Expression levels of 8 prognosis-related IIRGs in ccRCC patients. a Kaplan–Meier survival analysis showing the relationship between IIRG levels and prognostic outcomes in ccRCC patients using the GEPIA database. Survival curve of the 8 prognosis-related IIRGs. b Expression of 8 prognosis-related IIRGs in Oncomine databases

Table 2 Expression levels of NOD2, PLCB2 and PYCARD in ccRCC tissues in independent GEO databases

Association between NOD2 or PYCARD mRNA levels and clinical features of ccRCC patients

To elucidate on the correlation between NOD2 or PYCARD levels and prognostic outcomes of ccRCC, subgroup analyses of ccRCC clinical features using the TCGA database were performed. The mRNA levels of NOD2 and PYCARD were significantly positively correlated with tumor grade and pathological TNM stage, but not significantly correlated with age and gender (Fig. 3a).

Fig. 3
figure 3

mRNA expression and genomic alteration of NOD2 and PYCARD (cBioPortal). a Relative expression of NOD2 and PYCARD in subgroups of ccRCC samples stratified based on age, gender, tumor grade and pathological TNM stage. b Summary of alteration frequencies in NOD2 and PYCARD. c Distribution and proportion of ccRCC samples with different types of alterations in NOD2 and PYCARD. d Mutational sites in NOD2 and PYCARD. e Correlation between NOD2 or PYCARD mRNA expression and methylation levels. f Correlation between mRNA expression of NOD2 and PYCARD

Genomic alterations of NOD2 and PYCARD in ccRCC

Genomic alterations of NOD2 and PYCARD in ccRCC were evaluated using cBioPortal databases.
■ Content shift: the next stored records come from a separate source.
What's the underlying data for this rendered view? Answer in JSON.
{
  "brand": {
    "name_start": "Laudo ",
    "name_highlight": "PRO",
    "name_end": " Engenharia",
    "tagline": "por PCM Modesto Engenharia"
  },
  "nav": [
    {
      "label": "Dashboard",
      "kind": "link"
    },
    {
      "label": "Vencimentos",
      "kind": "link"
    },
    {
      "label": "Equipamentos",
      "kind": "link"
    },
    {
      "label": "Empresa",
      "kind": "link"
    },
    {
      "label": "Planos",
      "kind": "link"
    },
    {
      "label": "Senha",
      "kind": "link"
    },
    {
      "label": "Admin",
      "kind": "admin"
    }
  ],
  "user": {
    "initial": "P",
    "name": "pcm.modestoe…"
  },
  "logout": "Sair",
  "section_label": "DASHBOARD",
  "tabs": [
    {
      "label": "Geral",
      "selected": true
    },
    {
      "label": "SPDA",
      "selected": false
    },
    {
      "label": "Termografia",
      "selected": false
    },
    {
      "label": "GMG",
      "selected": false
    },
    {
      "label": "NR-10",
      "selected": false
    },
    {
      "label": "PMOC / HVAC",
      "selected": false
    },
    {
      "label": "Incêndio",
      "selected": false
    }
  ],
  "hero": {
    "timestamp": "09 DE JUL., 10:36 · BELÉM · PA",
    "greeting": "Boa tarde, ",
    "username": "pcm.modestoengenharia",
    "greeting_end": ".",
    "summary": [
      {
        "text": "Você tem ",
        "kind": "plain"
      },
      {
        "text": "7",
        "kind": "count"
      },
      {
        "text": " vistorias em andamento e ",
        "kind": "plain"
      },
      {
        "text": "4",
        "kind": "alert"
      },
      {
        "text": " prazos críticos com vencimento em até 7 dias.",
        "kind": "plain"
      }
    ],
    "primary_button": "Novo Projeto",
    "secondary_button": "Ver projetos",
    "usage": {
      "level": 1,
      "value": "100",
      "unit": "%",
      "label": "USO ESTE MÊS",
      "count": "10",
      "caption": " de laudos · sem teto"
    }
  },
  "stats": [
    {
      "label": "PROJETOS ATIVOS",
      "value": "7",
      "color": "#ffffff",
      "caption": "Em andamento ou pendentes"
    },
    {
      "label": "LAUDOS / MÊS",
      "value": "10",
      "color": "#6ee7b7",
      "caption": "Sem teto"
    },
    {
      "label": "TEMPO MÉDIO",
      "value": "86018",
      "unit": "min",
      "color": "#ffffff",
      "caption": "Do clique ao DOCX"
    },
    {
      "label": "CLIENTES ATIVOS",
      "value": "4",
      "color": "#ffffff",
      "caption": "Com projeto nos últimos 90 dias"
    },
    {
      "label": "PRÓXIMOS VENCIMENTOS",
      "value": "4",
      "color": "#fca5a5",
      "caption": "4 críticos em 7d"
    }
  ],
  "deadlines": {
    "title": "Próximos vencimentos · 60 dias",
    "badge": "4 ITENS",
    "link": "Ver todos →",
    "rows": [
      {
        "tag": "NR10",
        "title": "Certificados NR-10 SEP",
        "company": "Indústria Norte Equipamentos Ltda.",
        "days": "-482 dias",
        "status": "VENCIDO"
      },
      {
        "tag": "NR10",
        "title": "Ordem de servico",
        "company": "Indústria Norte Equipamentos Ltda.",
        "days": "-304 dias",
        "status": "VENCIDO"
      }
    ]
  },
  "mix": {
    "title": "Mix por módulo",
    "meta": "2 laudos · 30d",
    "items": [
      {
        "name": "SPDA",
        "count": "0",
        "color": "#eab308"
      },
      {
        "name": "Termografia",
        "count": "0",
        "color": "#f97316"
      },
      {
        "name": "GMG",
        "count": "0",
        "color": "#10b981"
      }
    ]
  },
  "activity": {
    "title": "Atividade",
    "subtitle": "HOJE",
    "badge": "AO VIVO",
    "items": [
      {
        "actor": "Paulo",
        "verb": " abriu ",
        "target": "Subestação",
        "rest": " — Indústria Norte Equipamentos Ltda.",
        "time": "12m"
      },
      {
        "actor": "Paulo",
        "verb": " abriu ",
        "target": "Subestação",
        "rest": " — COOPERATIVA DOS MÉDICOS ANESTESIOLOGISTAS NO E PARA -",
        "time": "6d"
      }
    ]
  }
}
NOD2 and PYCARD levels were altered in 26 (4.84%) and 29 (5.40%) of 537 ccRCC patients, respectively. For NOD2, the alterations included mutations in 5 cases (0.93%), mRNA upregulation in 8 cases (1.49%) and downregulation in 13 cases (2.42%), while multiple alterations were observed in 1 case (0.19%). Mutational sites for NOD2 were localized in the caspase recruitment domain (CARD) and NACHT domain. For PYCARD, the alterations included mutations in 2 cases (0.37%), amplification in 1 case (0.19%), mRNA upregulation in 12 cases (2.23%) and mRNA downregulation in 14 cases (2.61%). The mutation sites for PYCARD were located in the CARD and PAAD/DAPIN/Pyrin (PYRIN) domain (Fig. 3b–d). Correlation analyses revealed that mRNA expression of NOD2 or PYCARD was significantly negatively correlated with methylation levels (Fig. 3e). Importantly, NOD2 mRNA levels were significantly positively correlated with PYCARD mRNA levels (Fig. 3f), indicating that NOD2 mRNA and PYCARD mRNA were co-expressed in ccRCC.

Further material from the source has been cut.